Patriot Games was the second Jack Ryan film and it worked on many levels and though it’s still classified as a “Political Thriller”; there’s enough action to keep the audience entertained for the nearly two hour running time. I have to admit that the juggling of the cast was a bit odd and though Ford would reprise his role in 1994’s Clear and Present Danger, the forthcoming decade would find him recast with Ben Affleck playing him and later on Chris Pine. Is Jack Ryan the new James Bond? Confusing, yes? But this film is, to me, the best of the bunch.
Video: How’s it look?
Released in 1992 Patriot Games has always been a bit hit and miss when it came to how it looked. I did a few comparisons between the previous Blu-ray and this new Ultra HD copy and the difference is immediately noticeable. Little things like the much clearer text, the expansion of color, vibrant at times, does seem to get washed out in some of the exterior shots. Being a resident of Annapolis, MD I have to say that it made me a bit giddy to see some of the sights around town. Though downtown Annapolis doesn’t change too much, it’s always fun to see your “hometown” portrayed on film.
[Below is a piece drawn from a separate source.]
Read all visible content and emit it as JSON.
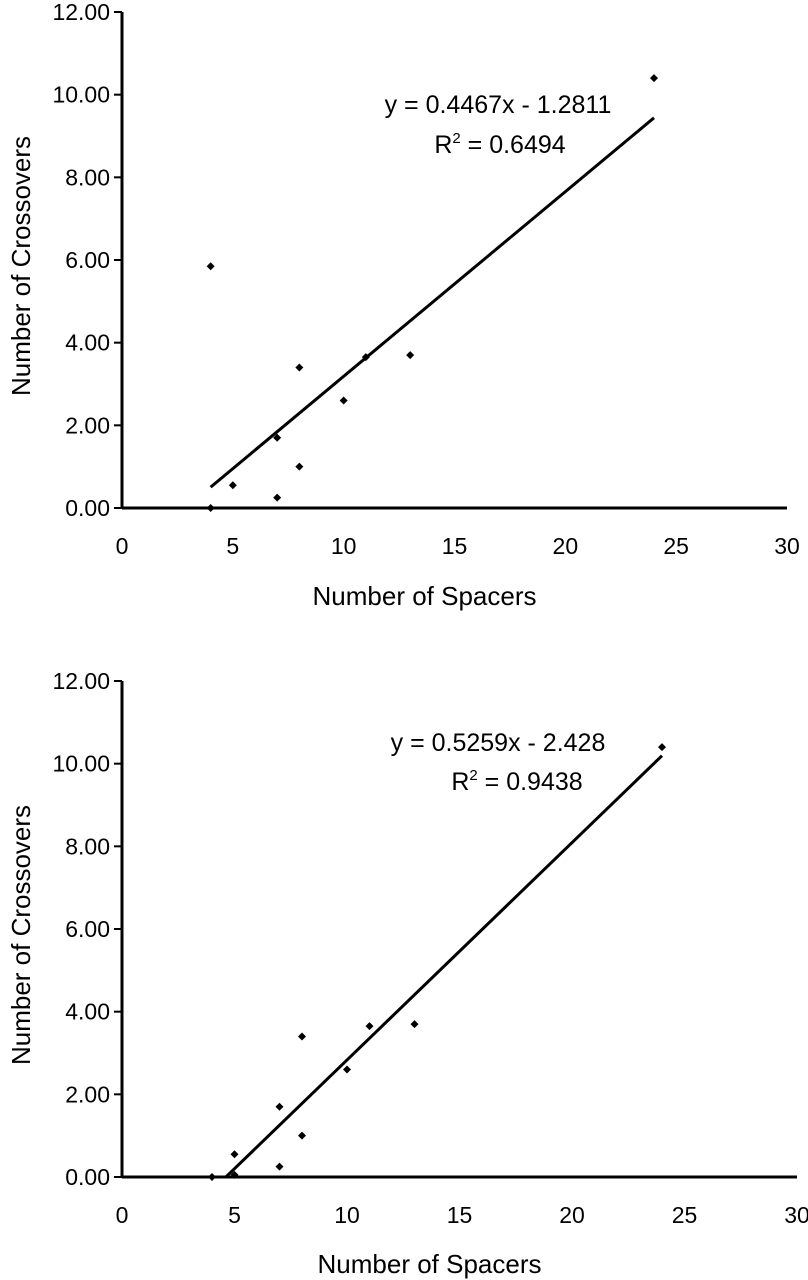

That being said, this 4K version is a definite uptick in visual quality, though it does pale in comparison to some of the newer releases.
Audio: How’s it sound?
Paramount has chosen not to give this film the Dolby Atmos upgrade (a fate other films in the franchise suffered as well), and while the film isn’t one associated with dynamic audio, it does sport a few choice moments. Early on, there’s a bomb that explodes as well as plenty of gunfire and the ending boat chase scene sounded much better thane expected too. Again, the film doesn’t hold a candle to some of today’s modern releases. It could have sounded better, but what we get isn’t really all that bad.
Supplements: What are the extras?
The Ultra HD/4K disc is sans features, the only ones we get are found on the Blu-ray.
Featurette: Up Close – Ported over from the previously-released Blu-ray (which ported that over from the 1999 DVD), we get what we can call a “vintage” featurette with some interviews with the cast and crew as well as an extended chat with the film’s producer.
The Bottom Line
Jack Ryan, a character hatched from the fertile imagination of Tom Clancy, was born in the 80’s, but three decades later is still going strong. There have been five films to “his” credit as well as a forthcoming television show. Patriot Games remains my favorite of the Ryan films, though I have to admit that it was satisfying to see Baltimore get destroyed in The Sum of All Fears. Nevertheless, if you spring for the Ryan Collection in 4K, know that you’re getting the best that’s out there.